体をよじり、断末魔を上げながら、水中に沈んでいく。
「今、あの川の水は“聖水”となったのね。魔物たちにはたまらないのね!」
しかし、人間たちには影響がなかった。
彼らはなおも無表情で泳ぎ続けてくる。
ミーアが静かに詠唱を終える。
その瞬間、何も起きなかったかに思えた。
だが、数秒後。
「……ん? なんか北の空が……!」
マリが指差した先には、海側の地平線から巨大な波がいくつも迫っていた。
津波だ。
「『アクア・レクイエム』……。これは、仕留めるための水なの」
幾重にも重なる津波が押し寄せ、渡河中の兵士たちを飲み込み、川の流れごと押し返していく。
「やった……!? やったの!?」
喜ぶマリの横で、ミーアが小さく首を振った。
「……違うよ。僕ら、殺してるんだ……人間を……」
その言葉に、場の空気が重くなる。
マリが、ヒルダに詰め寄った。
「ねえ、先生……人間たちは、元に戻せないの?」
ヒルダは、目を閉じて答える。
「……呪われた者の心は壊れている。
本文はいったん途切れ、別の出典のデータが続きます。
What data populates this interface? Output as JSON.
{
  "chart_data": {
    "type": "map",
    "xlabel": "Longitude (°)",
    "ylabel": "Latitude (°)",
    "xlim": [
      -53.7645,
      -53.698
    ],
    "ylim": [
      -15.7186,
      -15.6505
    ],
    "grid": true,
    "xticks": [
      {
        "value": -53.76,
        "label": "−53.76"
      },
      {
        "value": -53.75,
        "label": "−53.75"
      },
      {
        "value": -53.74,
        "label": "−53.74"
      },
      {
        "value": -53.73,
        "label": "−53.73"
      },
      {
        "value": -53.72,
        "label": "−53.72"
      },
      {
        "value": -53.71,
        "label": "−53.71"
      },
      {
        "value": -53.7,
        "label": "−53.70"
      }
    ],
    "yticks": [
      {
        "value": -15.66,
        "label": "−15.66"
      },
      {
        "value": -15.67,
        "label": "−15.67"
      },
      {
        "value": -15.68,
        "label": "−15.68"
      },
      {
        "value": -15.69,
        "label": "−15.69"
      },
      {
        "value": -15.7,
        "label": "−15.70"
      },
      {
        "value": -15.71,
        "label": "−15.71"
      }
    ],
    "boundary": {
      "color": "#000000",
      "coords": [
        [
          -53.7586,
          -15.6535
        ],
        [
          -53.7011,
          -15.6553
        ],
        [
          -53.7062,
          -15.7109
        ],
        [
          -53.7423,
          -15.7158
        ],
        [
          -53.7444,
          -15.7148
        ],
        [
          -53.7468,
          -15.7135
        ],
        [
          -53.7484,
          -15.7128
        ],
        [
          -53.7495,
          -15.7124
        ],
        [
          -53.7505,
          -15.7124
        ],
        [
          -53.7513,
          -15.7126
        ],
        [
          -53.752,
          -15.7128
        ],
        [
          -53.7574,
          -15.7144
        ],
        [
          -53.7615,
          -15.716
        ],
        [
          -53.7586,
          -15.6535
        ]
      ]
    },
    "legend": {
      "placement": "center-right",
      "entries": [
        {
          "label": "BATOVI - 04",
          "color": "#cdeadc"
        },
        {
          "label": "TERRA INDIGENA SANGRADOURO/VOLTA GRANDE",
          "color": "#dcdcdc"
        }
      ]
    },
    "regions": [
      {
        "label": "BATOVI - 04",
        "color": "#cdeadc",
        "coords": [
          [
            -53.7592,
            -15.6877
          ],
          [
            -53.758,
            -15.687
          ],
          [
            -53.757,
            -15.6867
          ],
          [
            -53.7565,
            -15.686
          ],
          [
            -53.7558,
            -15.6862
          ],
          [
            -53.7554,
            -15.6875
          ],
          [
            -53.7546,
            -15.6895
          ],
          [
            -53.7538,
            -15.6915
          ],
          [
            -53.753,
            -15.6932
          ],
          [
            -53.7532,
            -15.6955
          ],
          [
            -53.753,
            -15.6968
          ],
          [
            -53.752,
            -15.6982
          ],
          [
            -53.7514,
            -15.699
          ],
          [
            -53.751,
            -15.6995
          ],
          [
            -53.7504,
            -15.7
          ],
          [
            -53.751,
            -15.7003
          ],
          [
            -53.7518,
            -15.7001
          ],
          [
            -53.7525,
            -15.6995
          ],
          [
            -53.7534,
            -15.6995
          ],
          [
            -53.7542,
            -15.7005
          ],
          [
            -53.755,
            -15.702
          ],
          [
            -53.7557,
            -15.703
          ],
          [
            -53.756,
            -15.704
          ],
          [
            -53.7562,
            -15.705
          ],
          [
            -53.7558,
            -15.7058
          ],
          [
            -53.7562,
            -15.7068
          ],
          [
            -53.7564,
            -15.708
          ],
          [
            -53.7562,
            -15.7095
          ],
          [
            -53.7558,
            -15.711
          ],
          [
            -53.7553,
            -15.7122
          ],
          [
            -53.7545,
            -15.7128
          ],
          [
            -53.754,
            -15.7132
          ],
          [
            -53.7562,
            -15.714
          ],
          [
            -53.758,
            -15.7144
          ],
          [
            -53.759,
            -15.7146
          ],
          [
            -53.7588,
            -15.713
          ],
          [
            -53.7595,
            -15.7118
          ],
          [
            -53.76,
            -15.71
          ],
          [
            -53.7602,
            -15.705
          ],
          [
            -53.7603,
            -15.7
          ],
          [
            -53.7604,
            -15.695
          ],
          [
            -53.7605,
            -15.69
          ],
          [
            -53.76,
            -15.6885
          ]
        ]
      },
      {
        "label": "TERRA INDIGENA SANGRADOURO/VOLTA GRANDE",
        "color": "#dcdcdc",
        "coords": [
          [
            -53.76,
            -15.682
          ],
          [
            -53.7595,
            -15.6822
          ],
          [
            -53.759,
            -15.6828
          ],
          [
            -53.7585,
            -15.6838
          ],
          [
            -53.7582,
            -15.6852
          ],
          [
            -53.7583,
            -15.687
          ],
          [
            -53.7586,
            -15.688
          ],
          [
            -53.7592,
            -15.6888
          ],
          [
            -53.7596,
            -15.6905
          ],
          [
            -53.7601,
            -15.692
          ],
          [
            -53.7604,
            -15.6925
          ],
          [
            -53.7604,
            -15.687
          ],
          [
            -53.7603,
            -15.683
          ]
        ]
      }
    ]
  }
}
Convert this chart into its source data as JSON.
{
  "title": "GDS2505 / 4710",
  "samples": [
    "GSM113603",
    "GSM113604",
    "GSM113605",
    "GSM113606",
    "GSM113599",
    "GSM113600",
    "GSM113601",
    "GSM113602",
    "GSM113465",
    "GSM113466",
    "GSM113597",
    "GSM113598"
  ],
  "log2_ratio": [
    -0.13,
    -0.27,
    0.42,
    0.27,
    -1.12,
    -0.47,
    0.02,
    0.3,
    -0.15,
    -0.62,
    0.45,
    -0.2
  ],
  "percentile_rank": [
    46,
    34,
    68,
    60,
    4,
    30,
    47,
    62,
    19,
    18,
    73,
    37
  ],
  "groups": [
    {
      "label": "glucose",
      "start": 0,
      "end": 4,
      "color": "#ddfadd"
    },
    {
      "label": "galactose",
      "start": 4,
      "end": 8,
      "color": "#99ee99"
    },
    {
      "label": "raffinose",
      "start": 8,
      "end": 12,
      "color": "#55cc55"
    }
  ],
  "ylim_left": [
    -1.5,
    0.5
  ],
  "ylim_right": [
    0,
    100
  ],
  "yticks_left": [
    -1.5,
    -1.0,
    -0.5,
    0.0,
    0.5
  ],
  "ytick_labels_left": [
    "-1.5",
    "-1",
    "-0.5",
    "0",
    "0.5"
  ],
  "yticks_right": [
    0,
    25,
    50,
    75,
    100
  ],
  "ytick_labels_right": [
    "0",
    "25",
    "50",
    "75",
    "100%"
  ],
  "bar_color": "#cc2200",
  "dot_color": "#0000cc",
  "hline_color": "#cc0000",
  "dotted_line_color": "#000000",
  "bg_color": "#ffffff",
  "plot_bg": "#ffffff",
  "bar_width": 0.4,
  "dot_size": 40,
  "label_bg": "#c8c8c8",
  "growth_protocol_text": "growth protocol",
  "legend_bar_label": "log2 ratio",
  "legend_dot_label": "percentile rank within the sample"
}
呪いが解けても、もとの人格は戻らない。残念だが……それが現実だ」
「……なんてひどいことを……!!」
マリは唇を噛みしめ、拳を握りしめた。
しかし、それでも敵の数は尽きなかった。
川の底に沈んだ無数のオークたちの死体を踏み台に、残された人間たちが川を渡り始めたのだ。
まるで、生ける屍の上に橋を築いているようだった。
「もう来る……もうすぐ……」
マリの声が震える。
ヒルダが叫ぶ。
「城壁を登らせるな! 奴らを落とせ!!」
マリ、ルカ、オリビアが弓を手に取り、次々と矢を放つ。
魔女たちは岩の塊を作り出し、それを敵に投げ落とした。
それでも敵兵はひるまなかった。
死体が積み重なり、やがてそれは傾斜のついたスロープのようになっていく。
「うそ……これって、マズいよね!? 本当にヤバいやつじゃない!?」
マリの叫びに、ミーアが手を振り上げる。
「『アクア・カスケード』!」
水流が壁を洗い流し、スロープを崩した。
「さすがミーアちゃん!!」
そう叫んだマリだったが、ミーアの表情は浮かない。
「……でも、このままだと……僕、魔素が切れちゃうよ……」
「えっ!? それって……じゃあどうすればいいの!?」
その言葉に答える者はいなかった。
戦場の音だけが、マリの叫びを飲み込んでいく。